Wall-crossing holomorphic anomaly and mock modularity of multiple M5-branes

TL;DR

This work establishes a precise link between wall-crossing, mock modularity, and holomorphic anomalies for the elliptic genus of two M5-branes on a rigid divisor in a Calabi–Yau three-fold. By translating KS wall-crossing into Göttsche’s framework and applying Zwegers’ modular completion to the resulting indefinite theta-functions, the authors derive a holomorphic anomaly equation for rank two, {D}_2 Z^{(2)}_{P}, that factorizes through the square of the rank-one genus and lattice data. They validate the formalism on several b_2^+=1 surfaces (e.g., P^2, F_0, F_1, B_8) and connect the findings to E-string/half-K3 physics, while outlining natural extensions to higher rank and a contour description via meromorphic Jacobi forms. The results deepen the interplay between BPS counting, wall-crossing, and modular properties, with potential implications for refined invariants and OSV-type correspondences.

Abstract

Using wall-crossing formulae and the theory of mock modular forms we derive a holomorphic anomaly equation for the modified elliptic genus of two M5-branes wrapping a rigid divisor inside a Calabi-Yau manifold.
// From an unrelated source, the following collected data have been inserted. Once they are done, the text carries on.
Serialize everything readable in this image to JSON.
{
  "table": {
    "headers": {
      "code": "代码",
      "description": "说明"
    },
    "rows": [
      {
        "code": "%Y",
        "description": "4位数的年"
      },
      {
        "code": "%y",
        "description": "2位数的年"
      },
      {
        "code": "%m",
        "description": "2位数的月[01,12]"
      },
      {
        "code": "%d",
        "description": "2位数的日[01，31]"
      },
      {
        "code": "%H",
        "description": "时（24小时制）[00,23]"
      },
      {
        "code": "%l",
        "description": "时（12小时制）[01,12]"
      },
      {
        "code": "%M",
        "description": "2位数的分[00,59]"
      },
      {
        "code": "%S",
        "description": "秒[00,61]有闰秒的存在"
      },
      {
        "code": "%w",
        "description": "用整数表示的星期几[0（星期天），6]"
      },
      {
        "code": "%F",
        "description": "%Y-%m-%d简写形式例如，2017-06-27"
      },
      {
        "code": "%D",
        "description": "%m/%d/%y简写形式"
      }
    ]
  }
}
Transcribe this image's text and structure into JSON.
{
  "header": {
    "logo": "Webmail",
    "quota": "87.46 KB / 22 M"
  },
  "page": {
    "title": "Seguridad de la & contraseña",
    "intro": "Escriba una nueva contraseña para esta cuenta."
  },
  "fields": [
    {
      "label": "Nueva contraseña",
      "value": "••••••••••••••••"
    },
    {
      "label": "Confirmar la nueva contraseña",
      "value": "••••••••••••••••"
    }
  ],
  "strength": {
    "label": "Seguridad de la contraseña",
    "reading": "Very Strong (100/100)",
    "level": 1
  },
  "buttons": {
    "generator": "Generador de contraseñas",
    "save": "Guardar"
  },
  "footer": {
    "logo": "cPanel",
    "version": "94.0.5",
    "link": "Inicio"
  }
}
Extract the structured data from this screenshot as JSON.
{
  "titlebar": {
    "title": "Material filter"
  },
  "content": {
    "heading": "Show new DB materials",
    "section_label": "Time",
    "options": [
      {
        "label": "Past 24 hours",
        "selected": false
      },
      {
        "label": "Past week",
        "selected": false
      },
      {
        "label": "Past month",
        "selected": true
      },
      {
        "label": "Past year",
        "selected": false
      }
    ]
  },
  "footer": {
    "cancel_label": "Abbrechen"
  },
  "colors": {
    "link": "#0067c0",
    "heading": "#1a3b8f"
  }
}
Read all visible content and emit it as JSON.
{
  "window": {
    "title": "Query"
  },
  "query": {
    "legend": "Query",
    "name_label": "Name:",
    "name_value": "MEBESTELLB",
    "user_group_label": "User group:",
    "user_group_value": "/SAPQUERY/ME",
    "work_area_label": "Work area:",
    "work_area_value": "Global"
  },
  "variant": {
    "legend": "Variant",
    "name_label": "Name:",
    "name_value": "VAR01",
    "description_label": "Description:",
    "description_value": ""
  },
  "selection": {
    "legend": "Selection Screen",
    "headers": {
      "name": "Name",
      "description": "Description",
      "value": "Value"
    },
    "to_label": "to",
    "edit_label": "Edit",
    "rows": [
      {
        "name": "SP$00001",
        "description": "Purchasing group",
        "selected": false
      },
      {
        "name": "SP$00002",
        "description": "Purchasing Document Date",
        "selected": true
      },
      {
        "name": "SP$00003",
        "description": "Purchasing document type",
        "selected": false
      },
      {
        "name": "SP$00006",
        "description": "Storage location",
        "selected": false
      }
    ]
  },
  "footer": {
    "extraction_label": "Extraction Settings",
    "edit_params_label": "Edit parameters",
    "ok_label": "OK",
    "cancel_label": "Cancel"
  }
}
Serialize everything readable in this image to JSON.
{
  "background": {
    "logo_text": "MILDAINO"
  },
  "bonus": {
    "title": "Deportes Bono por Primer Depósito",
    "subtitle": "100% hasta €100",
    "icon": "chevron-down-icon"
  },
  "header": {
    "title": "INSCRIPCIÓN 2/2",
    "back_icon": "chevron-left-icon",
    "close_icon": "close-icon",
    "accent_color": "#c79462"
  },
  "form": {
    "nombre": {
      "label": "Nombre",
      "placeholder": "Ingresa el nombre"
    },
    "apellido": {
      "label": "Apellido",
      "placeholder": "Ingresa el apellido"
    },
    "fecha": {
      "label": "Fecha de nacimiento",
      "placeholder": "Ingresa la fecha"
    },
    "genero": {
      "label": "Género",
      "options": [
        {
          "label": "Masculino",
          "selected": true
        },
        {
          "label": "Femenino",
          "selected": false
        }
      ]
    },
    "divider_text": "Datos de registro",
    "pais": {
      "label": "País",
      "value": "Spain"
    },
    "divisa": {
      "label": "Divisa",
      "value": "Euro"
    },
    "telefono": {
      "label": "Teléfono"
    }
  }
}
The anomaly originates from restoring modularity of an indefinite theta-function capturing the wall-crossing of BPS invariants associated to D4-D2-D0 brane systems. We show the compatibility of this equation with anomaly equations previously observed in the context of N=4 topological Yang-Mills theory on P^2 and E-strings obtained from wrapping M5-branes on a del Pezzo surface. The non-holomorphic part is related to the contribution originating from bound-states of singly wrapped M5-branes on the divisor. We show in examples that the information provided by the anomaly is enough to compute the BPS degeneracies for certain charges. We further speculate on a natural extension of the anomaly to higher D4-brane charge.